TD-Gammon learned to defeat humans back in the late eighties, but this was attributed to the specific nature of the game — namely, the use of dice. But by now we understand that deep learning can help computers win in numerous other games, too, like Atari games mentioned earlier. The key difference of Mnih et al.’s paper from backgammon or chess was that they did not teach a model the rules of an Atari game. All the computer knew was what the image on the screen — the same one players would see — looked like. The only other input was the current score, which needed to be externally defined, otherwise it was unclear what the objective was. The computer could perform one of the possible actions on the joystick — turning the joystick and/or pushing a button.
The machine spent roughly 200 tries on figuring out the objective of the game, another 400 to acquire skills, and then the computer started winning after about 600 games.

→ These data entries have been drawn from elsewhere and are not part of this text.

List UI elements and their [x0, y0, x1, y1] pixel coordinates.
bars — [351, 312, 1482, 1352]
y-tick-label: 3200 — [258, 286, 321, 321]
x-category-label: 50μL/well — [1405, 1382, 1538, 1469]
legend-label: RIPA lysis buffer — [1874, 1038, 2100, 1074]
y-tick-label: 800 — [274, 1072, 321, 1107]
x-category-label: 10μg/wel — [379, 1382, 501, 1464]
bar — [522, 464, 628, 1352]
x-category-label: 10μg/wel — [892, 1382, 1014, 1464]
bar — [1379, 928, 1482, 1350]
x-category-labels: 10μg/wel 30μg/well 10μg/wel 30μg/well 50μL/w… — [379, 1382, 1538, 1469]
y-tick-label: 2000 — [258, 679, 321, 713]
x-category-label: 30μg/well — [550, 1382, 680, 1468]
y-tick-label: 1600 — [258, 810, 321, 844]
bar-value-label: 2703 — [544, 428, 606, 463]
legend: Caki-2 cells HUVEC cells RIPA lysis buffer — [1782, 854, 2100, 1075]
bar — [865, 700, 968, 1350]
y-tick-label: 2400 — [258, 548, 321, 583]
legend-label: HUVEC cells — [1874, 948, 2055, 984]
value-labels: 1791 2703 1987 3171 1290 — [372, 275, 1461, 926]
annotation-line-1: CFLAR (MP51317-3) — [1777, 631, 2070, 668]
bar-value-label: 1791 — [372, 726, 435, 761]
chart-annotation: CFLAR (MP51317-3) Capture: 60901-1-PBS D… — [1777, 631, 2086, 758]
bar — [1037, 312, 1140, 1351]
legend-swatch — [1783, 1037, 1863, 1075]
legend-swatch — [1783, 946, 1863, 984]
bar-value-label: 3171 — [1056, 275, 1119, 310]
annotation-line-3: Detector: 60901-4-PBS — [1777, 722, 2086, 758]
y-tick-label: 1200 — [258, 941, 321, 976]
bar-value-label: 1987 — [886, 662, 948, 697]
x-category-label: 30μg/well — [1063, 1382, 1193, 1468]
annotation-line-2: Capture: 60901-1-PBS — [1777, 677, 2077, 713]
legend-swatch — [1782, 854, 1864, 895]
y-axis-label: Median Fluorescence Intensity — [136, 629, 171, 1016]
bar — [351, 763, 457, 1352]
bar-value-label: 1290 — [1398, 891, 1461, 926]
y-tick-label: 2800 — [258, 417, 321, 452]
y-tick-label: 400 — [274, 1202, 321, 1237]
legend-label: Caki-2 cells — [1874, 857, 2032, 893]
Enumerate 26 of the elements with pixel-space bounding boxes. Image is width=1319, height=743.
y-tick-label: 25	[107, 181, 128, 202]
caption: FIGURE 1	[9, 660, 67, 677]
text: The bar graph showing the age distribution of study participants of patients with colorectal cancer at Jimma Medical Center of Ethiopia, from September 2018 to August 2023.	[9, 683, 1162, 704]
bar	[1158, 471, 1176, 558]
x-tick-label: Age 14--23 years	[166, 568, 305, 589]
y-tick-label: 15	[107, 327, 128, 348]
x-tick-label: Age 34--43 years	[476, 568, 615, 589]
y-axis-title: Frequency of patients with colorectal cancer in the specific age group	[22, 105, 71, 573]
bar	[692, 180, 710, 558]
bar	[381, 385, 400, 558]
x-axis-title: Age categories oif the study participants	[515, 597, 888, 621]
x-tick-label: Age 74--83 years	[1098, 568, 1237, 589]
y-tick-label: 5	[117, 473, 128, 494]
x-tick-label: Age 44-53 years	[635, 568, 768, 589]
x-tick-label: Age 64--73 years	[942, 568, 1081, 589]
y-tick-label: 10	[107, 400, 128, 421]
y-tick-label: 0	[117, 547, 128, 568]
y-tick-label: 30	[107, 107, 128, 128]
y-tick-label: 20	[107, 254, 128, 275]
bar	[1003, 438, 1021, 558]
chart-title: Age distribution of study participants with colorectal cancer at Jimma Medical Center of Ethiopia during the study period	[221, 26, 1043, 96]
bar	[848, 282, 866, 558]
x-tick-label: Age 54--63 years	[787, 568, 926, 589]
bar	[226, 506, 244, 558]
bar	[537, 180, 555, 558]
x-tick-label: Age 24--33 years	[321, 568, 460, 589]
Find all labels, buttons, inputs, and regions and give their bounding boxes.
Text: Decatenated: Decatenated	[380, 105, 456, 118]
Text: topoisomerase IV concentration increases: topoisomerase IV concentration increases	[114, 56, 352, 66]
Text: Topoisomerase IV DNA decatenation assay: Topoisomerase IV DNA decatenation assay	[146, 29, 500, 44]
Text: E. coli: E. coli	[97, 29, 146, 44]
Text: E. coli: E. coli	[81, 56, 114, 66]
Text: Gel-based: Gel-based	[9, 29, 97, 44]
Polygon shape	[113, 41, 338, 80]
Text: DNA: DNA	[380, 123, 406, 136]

Q-training is used here, too. In the same exact way, we try to build a model that approximates the Q-function, but now this model is a deep convolutional network. This approach proved to work very well. In 29 games, including wildly popular ones like Space Invaders, Pong, Boxing, and Breakout, the system wound up being better than humans. Now, a team from DeepMind responsible for this design is focusing on games from the 1990s (probably Doom will be their first project). There’s no doubt that they beat these games in the near future and keep moving forward, to the latest releases.
Another interesting example of how the Deep Q-Network is used is paraphrasing. You are given a sentence, and you want to write it in a different way, yet express the same meaning. This task is a bit artificial, but it’s very closely linked to text generation in general. In a recently proposed approach, the model contains an LSTM-RNN (Long Short-Term Memory Recurrent Neural Network), which serves as an encoder, condensing the text and making it into a vector. Then this condensed version is “unfolded” into a sentence with a decoder. Since it’s decoded from its condensed form, then, most likely, the new sentence will be different. This process is called the encoder-decoder architecture. Machine translation works in a similar manner. We condense the text in one language, and then unfold it using roughly the same models but in a different language, and assuming that the encoded version is semantically similar. Deep Q-Network can iteratively generate various sentences from a hidden version and various types of decoding to move the final sentence closer to the initial one over time. The model’s behavior is rather intelligent: In the experiments, DQN first fixes the parts that we have already rephrased well, and then moves on to more complex parts where the quality has been worse so far. In other words, DQN supplants a decoder in this architecture.
What’s next?

Contemporary neural networks are getting smarter with each day. The deep learning revolution occurred in 2005–2006, and since then, interest in this topic has only continued to grow. New research is published every month, if not every week, and new interesting applications of deep learning networks are cropping up. In this article, which we hope has been sufficiently accessible, we have tried to explain how this deep learning revolution fits into modern history and development of neural networks, and we went into more detail about reinforcement learning and how deep learning networks can learn to interact with their environment.
Multiple examples have shown that now, when deep learning is undergoing explosive growth, it’s quite possible to create something new and exciting that will solve real tasks without huge investments. All you need is a modern video card, enthusiasm, and the desire to try new things. Who knows, maybe you’ll be the one to make history during this ongoing revolution — at any rate, it’s worth a try.